D.V. the regular celebration of the AU Mass with patrimonial music and ceremonial will, over time, allow other Anglicans and Christians from various backgrounds to find their way to full communion in the Catholic Church.

This is a great step for those in Ottawa and region as well as Victoria, Calgary and other locations very soon. The emerging Deanery of Saint John the Baptist will soon be a reality and so we celebrate with them in patience and hope.


Our Lady Walshingham, St. Peter, St John the Baptist, Blessed John Henry Newman, orate pro nobis

Sunday, 8 April 2012

Christ my Hope is Risen, Alleluia!





URBI ET ORBI GREETING OF POPE BENEDICT XVI
ST PETER'S SQUARE
EASTER SUNDAY
8 APRIL 2012


Dear Brothers and Sisters in Rome and throughout the world!


"Surrexit Christus, spes mea" – "Christ, my hope, has risen" (Easter Sequence).


May the jubilant voice of the Church reach all of you with the words which the ancient hymn puts on the lips of Mary Magdalene, the first to encounter the risen Jesus on Easter morning. She ran to the other disciples and breathlessly announced: "I have seen the Lord!" (Jn 20:18). We too, who have journeyed through the desert of Lent and the sorrowful days of the Passion, today raise the cry of victory: "He has risen! He has truly risen!"

Every Christian relives the experience of Mary Magdalene. It involves an encounter which changes our lives: the encounter with a unique Man who lets us experience all God’s goodness and truth, who frees us from evil not in a superficial and fleeting way, but sets us free radically, heals us completely and restores our dignity. This is why Mary Magdalene calls Jesus "my hope": he was the one who allowed her to be reborn, who gave her a new future, a life of goodness and freedom from evil. "Christ my hope" means that all my yearnings for goodness find in him a real possibility of fulfilment: with him I can hope for a life that is good, full and eternal, for God himself has drawn near to us, even sharing our humanity.
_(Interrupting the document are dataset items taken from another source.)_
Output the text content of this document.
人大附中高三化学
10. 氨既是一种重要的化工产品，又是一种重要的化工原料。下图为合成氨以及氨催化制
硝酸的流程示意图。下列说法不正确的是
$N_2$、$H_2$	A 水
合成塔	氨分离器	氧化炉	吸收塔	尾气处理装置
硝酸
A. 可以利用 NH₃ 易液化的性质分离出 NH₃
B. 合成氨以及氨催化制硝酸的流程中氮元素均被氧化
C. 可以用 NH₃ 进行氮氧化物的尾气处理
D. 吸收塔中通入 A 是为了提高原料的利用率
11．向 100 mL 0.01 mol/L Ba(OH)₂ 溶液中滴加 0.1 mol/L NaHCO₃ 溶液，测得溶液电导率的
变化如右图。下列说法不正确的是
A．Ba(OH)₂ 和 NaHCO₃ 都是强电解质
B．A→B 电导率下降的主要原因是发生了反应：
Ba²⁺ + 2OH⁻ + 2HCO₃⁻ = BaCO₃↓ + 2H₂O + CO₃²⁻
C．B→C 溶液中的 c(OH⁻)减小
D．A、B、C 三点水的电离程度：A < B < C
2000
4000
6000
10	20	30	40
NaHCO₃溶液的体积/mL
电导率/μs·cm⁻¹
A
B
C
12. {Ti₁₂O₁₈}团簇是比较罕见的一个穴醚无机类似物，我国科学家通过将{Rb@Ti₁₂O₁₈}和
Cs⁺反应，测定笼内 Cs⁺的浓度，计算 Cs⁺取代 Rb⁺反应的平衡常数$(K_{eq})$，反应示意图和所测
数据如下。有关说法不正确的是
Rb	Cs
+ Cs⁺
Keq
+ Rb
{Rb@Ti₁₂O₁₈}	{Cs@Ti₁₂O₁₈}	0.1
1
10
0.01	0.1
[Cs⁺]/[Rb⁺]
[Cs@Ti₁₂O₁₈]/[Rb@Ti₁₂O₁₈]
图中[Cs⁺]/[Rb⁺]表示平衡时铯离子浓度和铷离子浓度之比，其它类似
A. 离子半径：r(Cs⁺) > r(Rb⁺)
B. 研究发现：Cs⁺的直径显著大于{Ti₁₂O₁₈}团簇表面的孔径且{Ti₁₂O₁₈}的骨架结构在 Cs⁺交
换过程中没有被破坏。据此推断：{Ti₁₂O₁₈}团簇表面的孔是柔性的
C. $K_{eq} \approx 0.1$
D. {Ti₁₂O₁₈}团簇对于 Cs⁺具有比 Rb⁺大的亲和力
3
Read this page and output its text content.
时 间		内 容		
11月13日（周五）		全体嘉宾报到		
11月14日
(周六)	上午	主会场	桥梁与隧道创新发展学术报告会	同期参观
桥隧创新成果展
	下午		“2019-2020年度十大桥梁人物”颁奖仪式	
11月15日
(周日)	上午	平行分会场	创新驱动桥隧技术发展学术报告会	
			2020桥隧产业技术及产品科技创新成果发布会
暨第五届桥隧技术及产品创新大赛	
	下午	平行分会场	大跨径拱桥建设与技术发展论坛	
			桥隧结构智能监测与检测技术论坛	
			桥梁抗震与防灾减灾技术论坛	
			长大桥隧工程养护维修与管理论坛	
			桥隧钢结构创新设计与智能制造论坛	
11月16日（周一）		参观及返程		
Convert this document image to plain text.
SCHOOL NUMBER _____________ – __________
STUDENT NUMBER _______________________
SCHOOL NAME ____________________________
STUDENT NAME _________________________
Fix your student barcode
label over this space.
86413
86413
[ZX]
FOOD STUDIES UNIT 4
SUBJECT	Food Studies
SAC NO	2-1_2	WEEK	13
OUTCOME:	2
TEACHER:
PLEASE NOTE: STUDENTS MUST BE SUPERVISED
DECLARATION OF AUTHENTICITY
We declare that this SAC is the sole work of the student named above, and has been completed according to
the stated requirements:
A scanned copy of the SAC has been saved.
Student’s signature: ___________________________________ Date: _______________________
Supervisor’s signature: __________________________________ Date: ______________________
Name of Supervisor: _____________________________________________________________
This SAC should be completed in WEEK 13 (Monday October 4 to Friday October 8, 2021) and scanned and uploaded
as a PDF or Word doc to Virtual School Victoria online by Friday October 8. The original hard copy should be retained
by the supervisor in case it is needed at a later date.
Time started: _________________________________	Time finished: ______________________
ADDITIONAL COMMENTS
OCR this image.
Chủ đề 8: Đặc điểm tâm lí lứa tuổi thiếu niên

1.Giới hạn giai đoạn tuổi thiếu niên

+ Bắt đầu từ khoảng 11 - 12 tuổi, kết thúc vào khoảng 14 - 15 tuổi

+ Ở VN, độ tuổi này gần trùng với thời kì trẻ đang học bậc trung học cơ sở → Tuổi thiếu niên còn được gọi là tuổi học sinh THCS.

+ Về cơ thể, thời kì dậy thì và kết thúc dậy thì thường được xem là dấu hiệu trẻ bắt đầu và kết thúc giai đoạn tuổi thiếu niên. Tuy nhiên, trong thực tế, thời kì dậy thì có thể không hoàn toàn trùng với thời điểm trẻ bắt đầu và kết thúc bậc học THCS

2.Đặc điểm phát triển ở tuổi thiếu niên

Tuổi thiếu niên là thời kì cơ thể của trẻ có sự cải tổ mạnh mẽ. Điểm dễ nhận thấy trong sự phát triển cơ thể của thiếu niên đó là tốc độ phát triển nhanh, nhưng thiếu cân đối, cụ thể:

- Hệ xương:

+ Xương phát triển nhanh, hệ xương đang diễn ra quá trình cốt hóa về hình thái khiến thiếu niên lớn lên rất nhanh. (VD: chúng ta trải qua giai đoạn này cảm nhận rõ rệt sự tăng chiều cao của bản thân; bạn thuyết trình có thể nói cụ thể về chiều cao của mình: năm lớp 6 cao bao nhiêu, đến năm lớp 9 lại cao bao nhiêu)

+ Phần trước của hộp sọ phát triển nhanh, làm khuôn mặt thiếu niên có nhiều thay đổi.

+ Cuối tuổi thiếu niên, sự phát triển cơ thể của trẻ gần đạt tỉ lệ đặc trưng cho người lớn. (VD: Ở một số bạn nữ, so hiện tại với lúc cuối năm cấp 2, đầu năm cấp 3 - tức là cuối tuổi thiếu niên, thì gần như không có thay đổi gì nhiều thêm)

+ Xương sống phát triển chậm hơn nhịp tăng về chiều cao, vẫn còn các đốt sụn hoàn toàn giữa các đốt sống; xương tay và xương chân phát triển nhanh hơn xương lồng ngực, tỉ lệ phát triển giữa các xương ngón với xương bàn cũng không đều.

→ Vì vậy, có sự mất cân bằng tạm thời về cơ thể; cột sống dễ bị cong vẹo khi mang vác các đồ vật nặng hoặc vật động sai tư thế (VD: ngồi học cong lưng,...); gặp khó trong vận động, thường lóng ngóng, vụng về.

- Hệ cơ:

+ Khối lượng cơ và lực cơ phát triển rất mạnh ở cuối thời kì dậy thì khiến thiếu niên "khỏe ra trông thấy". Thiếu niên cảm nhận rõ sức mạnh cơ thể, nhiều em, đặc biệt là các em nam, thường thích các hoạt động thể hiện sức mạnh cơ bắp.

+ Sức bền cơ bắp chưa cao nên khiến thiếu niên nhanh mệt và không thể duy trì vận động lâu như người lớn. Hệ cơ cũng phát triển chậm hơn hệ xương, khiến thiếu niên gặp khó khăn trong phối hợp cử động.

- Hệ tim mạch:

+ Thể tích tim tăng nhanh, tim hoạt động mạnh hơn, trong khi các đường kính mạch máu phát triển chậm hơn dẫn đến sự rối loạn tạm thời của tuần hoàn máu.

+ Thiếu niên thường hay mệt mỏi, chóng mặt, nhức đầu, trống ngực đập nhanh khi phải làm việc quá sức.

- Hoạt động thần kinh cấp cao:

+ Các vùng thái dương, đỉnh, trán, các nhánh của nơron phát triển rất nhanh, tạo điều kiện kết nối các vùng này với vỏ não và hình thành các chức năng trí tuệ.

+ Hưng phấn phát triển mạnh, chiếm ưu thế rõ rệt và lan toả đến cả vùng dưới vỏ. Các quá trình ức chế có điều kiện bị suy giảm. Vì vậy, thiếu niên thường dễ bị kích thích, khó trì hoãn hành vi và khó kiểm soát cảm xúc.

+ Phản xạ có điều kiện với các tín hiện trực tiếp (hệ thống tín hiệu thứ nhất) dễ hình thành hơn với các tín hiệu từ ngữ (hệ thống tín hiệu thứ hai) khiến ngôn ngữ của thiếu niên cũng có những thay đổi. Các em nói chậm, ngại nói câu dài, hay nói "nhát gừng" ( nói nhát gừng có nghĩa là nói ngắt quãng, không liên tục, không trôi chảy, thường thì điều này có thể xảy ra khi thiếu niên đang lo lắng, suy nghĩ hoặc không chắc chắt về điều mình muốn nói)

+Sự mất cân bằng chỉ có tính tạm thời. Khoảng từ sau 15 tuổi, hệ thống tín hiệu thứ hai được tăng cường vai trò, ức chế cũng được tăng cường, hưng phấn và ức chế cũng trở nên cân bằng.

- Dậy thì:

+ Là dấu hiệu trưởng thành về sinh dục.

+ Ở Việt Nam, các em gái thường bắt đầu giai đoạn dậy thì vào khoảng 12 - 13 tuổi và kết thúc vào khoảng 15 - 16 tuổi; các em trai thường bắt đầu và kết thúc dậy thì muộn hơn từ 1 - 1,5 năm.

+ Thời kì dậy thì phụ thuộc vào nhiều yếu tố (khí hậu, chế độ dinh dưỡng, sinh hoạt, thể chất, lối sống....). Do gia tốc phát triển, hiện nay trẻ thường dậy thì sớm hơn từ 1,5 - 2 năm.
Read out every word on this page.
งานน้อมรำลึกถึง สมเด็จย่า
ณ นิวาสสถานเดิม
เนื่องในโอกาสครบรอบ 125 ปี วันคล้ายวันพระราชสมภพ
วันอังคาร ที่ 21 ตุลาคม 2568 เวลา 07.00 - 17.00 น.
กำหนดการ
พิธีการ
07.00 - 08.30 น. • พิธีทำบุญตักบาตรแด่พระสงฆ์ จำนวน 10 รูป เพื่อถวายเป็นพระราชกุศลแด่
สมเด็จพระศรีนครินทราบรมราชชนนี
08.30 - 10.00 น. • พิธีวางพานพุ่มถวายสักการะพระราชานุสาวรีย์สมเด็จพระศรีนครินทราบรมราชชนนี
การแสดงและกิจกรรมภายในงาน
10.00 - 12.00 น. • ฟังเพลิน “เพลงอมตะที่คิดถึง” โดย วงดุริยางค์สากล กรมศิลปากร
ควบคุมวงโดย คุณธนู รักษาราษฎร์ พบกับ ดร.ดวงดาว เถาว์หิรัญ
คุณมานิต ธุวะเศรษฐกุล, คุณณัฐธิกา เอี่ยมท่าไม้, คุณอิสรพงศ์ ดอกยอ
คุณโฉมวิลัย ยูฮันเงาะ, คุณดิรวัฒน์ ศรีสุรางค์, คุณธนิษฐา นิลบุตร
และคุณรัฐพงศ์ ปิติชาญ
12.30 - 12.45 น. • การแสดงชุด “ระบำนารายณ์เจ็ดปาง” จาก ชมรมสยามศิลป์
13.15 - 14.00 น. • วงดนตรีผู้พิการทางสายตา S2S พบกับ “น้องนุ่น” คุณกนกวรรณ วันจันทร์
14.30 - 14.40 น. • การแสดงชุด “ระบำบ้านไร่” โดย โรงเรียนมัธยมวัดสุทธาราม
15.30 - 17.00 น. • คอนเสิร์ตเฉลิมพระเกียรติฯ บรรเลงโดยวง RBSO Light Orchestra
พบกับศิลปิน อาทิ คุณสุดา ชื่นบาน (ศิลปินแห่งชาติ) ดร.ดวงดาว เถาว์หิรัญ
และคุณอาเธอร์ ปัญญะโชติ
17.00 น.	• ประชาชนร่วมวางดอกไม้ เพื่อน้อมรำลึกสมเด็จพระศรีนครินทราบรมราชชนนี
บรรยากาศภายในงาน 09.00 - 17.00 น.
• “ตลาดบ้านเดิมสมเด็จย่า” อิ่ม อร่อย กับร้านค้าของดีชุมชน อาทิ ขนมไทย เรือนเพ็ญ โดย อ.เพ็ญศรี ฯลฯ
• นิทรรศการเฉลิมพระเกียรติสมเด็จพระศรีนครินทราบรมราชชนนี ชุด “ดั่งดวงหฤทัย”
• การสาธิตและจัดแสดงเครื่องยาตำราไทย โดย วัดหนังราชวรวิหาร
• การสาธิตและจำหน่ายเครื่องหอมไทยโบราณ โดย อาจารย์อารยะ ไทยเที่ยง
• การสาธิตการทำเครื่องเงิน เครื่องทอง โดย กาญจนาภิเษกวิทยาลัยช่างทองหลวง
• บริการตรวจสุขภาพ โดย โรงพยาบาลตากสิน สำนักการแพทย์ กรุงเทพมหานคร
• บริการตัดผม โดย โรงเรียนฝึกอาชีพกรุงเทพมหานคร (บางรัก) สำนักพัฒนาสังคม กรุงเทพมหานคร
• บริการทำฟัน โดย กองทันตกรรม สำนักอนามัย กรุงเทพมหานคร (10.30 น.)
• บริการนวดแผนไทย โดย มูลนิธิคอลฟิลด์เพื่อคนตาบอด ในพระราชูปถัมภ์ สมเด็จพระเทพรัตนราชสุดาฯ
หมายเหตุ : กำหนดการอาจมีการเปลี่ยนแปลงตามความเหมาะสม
But Mary Magdalene, like the other disciples, was to see Jesus rejected by the leaders of the people, arrested, scourged, condemned to death and crucified. It must have been unbearable to see Goodness in person subjected to human malice, truth derided by falsehood, mercy abused by vengeance. With Jesus’ death, the hope of all those who had put their trust in him seemed doomed. But that faith never completely failed: especially in the heart of the Virgin Mary, Jesus’ Mother, its flame burned even in the dark of night. In this world, hope can not avoid confronting the harshness of evil. It is not thwarted by the wall of death alone, but even more by the barbs of envy and pride, falsehood and violence. Jesus passed through this mortal mesh in order to open a path to the kingdom of life. For a moment Jesus seemed vanquished: darkness had invaded the land, the silence of God was complete, hope a seemingly empty word.

And lo, on the dawn of the day after the Sabbath, the tomb is found empty. Jesus then shows himself to Mary Magdalene, to the other women, to his disciples. Faith is born anew, more alive and strong than ever, now invincible since it is based on a decisive experience: "Death with life contended: combat strangely ended! Life’s own champion, slain, now lives to reign". The signs of the resurrection testify to the victory of life over death, love over hatred, mercy over vengeance: "The tomb the living did enclose, I saw Christ’s glory as he rose! The angels there attesting, shroud with grave-clothes resting".